Jay Hanson wrote:
> 
> > I find Jay Hanson's position a bit contradictory. On the one hand, he
> argues
> 
> We are not computers, we are animals.   The genetic distance that separates
> us from pygmy or common chimps is only 1.6%  (the two chimps are separated
> by 0.7%).  In fact, we are the chimp's closest relative with the gorilla
> differing by 2.3%.
> 
The distance that separates ice from water can be made as
small as you like, and, if you put enough pressure on the
water, you can make the distance *negative*.

It is therefore entirely possible that a "small" measurable
difference on some gradient (counting DNA snippets, e.g.),
can lead to a "discontinuity" -- like between ice and water
(on the temperature gradient) --
what Henry Adams called: a change of phase.

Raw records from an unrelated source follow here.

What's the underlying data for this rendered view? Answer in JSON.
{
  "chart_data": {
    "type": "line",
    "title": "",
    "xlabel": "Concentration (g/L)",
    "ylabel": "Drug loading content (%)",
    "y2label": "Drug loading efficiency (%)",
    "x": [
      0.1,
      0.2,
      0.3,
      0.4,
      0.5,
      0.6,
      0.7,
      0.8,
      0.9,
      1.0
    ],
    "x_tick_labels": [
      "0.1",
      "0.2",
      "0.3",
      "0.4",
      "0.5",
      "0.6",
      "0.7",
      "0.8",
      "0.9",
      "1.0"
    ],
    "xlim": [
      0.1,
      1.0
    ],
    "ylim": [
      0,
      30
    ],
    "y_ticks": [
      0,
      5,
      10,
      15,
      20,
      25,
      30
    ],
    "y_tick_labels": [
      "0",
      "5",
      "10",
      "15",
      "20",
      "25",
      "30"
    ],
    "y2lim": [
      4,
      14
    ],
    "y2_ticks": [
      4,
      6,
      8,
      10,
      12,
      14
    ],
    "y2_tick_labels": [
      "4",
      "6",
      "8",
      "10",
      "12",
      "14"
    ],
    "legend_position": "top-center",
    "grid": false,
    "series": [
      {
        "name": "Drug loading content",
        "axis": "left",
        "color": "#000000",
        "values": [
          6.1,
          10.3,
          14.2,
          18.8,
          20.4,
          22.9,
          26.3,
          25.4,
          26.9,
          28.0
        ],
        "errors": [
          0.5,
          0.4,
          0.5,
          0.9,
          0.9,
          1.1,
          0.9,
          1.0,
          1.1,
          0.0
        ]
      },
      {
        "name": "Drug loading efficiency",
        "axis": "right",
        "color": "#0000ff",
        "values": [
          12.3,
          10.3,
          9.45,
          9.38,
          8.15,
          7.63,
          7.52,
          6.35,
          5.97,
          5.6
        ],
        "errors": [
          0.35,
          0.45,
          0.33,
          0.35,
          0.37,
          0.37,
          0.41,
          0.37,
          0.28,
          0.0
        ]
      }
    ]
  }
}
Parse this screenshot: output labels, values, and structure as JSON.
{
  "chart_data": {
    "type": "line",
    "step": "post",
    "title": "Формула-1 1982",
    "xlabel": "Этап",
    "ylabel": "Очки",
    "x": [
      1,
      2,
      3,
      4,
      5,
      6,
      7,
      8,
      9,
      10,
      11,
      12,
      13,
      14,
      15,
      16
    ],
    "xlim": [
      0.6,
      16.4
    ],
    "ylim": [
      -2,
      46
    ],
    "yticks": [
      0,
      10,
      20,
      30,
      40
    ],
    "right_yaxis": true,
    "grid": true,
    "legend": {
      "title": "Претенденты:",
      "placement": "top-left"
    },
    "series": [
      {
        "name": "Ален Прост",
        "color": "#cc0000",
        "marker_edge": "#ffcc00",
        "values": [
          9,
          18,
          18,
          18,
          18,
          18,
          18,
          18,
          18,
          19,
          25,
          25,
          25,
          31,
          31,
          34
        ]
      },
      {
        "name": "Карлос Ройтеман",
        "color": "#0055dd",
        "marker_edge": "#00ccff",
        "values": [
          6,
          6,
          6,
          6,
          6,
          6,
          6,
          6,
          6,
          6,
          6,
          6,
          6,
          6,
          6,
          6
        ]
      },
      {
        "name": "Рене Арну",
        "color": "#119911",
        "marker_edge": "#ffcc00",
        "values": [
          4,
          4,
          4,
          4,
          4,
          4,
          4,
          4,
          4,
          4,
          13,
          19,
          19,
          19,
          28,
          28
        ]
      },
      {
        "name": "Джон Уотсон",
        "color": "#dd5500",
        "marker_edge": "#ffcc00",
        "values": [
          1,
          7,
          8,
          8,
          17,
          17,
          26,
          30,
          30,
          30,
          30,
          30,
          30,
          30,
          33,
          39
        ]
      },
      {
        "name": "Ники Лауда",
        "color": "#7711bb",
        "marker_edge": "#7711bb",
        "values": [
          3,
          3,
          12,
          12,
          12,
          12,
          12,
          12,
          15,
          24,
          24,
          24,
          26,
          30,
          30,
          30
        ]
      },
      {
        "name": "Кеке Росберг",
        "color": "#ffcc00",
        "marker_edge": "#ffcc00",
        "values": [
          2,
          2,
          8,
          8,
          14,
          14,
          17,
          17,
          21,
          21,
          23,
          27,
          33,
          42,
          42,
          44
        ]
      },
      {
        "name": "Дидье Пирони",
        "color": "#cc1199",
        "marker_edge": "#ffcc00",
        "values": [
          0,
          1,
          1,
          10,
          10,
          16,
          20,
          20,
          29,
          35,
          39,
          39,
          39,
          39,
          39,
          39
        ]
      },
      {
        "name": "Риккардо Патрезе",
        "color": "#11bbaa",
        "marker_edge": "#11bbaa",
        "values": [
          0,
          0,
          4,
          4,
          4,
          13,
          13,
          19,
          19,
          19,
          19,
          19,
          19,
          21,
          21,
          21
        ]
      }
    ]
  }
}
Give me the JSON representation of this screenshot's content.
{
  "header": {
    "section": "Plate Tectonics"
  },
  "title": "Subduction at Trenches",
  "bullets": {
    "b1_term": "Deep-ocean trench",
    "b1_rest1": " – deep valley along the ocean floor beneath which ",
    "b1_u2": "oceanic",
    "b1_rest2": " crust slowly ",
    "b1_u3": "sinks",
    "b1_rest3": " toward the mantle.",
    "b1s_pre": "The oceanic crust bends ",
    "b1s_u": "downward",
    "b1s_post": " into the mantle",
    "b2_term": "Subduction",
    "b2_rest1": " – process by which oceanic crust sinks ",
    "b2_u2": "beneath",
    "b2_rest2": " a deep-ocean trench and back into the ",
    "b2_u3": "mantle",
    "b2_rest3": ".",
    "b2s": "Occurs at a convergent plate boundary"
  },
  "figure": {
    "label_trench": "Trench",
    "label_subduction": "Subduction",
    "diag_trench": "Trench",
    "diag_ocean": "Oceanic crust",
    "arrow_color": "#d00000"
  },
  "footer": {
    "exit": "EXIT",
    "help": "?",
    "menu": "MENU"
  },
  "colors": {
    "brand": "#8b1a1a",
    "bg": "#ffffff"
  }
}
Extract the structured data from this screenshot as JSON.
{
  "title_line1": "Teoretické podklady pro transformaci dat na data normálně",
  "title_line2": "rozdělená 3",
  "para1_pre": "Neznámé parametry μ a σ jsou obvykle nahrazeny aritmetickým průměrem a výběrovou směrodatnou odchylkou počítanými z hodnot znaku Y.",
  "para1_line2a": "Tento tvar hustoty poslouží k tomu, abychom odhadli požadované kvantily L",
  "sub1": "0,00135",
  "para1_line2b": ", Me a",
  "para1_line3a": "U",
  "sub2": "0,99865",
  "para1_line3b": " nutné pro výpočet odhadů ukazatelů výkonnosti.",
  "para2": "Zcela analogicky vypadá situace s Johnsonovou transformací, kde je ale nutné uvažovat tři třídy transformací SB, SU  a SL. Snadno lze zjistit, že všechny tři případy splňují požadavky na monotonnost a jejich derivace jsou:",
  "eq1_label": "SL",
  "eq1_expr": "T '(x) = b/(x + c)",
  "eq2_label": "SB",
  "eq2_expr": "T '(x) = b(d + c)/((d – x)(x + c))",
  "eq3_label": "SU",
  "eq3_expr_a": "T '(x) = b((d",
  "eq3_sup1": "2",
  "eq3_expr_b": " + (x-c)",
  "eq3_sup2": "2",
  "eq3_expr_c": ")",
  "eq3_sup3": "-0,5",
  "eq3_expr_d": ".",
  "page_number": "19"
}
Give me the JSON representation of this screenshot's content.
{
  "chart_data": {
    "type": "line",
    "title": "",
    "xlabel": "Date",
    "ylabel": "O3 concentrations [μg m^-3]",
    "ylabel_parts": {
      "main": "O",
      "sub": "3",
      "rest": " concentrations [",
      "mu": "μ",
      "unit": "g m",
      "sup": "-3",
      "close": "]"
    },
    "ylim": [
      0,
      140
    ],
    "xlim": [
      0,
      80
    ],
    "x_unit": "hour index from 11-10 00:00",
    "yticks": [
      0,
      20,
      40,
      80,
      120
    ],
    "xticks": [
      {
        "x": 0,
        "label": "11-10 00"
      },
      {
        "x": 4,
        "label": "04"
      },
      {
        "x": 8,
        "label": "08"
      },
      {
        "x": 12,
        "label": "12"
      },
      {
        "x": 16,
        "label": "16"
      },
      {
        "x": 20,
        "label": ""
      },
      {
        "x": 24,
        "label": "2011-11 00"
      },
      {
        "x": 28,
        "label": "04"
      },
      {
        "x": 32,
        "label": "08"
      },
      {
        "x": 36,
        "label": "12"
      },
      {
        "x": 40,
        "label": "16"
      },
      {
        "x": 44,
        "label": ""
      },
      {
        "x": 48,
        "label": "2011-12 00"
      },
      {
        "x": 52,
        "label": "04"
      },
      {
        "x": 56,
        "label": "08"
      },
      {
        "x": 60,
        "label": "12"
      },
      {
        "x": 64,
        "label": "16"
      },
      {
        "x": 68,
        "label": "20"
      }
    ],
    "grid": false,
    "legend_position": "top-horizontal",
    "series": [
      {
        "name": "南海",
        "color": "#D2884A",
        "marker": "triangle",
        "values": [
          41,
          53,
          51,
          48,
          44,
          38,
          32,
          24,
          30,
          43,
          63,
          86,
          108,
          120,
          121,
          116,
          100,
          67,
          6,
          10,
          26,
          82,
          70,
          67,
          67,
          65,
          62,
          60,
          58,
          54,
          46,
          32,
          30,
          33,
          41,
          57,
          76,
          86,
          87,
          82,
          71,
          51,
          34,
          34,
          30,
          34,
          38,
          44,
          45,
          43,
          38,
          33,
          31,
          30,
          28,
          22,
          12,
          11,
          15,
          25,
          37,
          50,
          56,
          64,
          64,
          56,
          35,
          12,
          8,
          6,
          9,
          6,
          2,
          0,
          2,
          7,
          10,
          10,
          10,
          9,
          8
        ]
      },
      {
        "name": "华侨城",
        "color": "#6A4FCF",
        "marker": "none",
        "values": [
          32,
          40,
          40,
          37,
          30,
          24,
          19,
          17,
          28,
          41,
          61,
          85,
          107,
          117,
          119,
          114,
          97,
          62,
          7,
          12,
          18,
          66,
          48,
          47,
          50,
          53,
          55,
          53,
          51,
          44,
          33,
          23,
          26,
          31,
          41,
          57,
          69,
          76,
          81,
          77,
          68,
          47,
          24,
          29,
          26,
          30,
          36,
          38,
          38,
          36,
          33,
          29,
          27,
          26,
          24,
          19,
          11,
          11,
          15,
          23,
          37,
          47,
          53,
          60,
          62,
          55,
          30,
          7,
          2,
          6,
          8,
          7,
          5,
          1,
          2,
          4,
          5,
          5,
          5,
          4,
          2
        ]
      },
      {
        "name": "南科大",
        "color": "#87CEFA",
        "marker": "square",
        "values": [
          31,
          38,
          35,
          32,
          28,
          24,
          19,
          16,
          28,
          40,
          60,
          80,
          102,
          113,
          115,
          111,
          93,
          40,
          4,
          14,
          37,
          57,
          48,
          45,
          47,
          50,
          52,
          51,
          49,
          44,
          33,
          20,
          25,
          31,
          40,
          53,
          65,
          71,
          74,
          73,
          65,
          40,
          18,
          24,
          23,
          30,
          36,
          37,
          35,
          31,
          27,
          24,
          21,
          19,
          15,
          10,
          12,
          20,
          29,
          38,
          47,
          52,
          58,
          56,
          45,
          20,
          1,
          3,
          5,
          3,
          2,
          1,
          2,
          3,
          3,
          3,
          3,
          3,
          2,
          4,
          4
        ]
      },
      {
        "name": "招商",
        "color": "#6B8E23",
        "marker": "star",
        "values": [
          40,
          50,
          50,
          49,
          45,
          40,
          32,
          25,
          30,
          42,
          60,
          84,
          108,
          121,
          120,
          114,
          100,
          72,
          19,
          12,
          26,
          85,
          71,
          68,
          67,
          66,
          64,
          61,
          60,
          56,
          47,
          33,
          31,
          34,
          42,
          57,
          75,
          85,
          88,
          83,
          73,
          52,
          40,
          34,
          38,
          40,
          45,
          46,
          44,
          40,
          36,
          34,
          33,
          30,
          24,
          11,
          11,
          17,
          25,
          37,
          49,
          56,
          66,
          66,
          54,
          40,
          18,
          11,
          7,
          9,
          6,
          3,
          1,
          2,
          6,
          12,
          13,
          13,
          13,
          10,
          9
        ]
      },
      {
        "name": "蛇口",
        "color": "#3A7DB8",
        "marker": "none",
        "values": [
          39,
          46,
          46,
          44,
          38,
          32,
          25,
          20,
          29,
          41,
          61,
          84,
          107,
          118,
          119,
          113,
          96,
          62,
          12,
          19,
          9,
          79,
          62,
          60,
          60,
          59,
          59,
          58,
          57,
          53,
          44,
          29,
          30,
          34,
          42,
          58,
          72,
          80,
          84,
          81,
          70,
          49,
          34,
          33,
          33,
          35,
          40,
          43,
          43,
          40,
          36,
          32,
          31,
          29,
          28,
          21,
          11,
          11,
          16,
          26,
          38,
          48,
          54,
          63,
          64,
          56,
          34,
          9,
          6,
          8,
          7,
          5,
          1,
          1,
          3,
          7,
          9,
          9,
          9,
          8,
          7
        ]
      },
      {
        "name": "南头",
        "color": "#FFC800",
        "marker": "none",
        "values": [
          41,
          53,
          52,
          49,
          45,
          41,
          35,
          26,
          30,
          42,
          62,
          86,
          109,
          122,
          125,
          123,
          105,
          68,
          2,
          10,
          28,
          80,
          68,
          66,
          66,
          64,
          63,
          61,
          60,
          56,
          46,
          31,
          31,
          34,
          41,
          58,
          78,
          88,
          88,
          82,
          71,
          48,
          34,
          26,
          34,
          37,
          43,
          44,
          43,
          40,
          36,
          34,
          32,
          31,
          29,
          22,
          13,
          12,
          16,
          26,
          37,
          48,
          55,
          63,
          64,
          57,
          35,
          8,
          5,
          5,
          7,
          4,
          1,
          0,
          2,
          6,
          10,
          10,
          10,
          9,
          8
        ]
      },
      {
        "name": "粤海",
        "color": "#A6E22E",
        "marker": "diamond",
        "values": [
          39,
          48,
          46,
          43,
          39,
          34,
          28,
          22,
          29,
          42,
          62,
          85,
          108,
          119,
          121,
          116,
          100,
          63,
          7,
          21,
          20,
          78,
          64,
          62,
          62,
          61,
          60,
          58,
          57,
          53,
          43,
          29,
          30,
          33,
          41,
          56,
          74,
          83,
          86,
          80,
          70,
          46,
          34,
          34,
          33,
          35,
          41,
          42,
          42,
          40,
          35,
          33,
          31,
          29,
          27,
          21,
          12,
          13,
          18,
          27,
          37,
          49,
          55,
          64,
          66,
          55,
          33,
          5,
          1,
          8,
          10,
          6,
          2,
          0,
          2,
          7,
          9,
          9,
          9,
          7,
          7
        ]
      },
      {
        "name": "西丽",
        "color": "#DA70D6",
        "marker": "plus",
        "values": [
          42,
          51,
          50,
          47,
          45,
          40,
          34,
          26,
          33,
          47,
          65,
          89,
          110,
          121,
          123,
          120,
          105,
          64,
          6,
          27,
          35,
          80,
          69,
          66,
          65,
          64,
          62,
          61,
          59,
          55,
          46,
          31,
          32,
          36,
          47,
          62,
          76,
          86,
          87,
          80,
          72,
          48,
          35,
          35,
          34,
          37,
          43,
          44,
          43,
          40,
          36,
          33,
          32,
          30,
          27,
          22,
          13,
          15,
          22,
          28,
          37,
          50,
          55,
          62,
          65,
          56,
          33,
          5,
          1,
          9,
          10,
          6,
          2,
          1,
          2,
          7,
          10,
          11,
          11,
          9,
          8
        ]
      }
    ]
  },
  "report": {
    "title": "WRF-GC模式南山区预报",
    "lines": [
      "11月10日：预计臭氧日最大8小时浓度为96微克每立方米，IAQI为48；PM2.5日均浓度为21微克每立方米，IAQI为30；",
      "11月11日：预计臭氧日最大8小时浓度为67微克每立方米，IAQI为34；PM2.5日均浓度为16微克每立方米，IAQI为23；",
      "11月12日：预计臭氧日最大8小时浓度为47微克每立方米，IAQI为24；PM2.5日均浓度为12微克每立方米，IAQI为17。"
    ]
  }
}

*I'll* tell you where this kind of counting
is useful.  Shakespeare's Falstaff said it
plainly: "Food for [cannon] fodder."  Where
would school teachers be without the precise
measurement of small differences in students'
"performances" on tests designed to yield
easily calculable measurements?  

Measure to your heart's content, and then ask:
what relevance is what I have done? How would
I feel about being one of the persons measured but
not part of the society of measurers?  

And, regarding
[mis-]measures of persons, ask: How good a job have
I done of enabling their human potential maximally to
flourish?  That's something good to measure, but
first one would need to understand something about
the things persons are capable in a society
more nurturing than our own, lest we end
up concluding that dwarfs are giants ("Well,
these 'dwarfs', as you call them, are the 
biggest things around!" "Yup.")

\brad mccormick

-- 
   Mankind is not the master of all the stuff that exists, but
   Everyman (woman, child) is a judge of the world.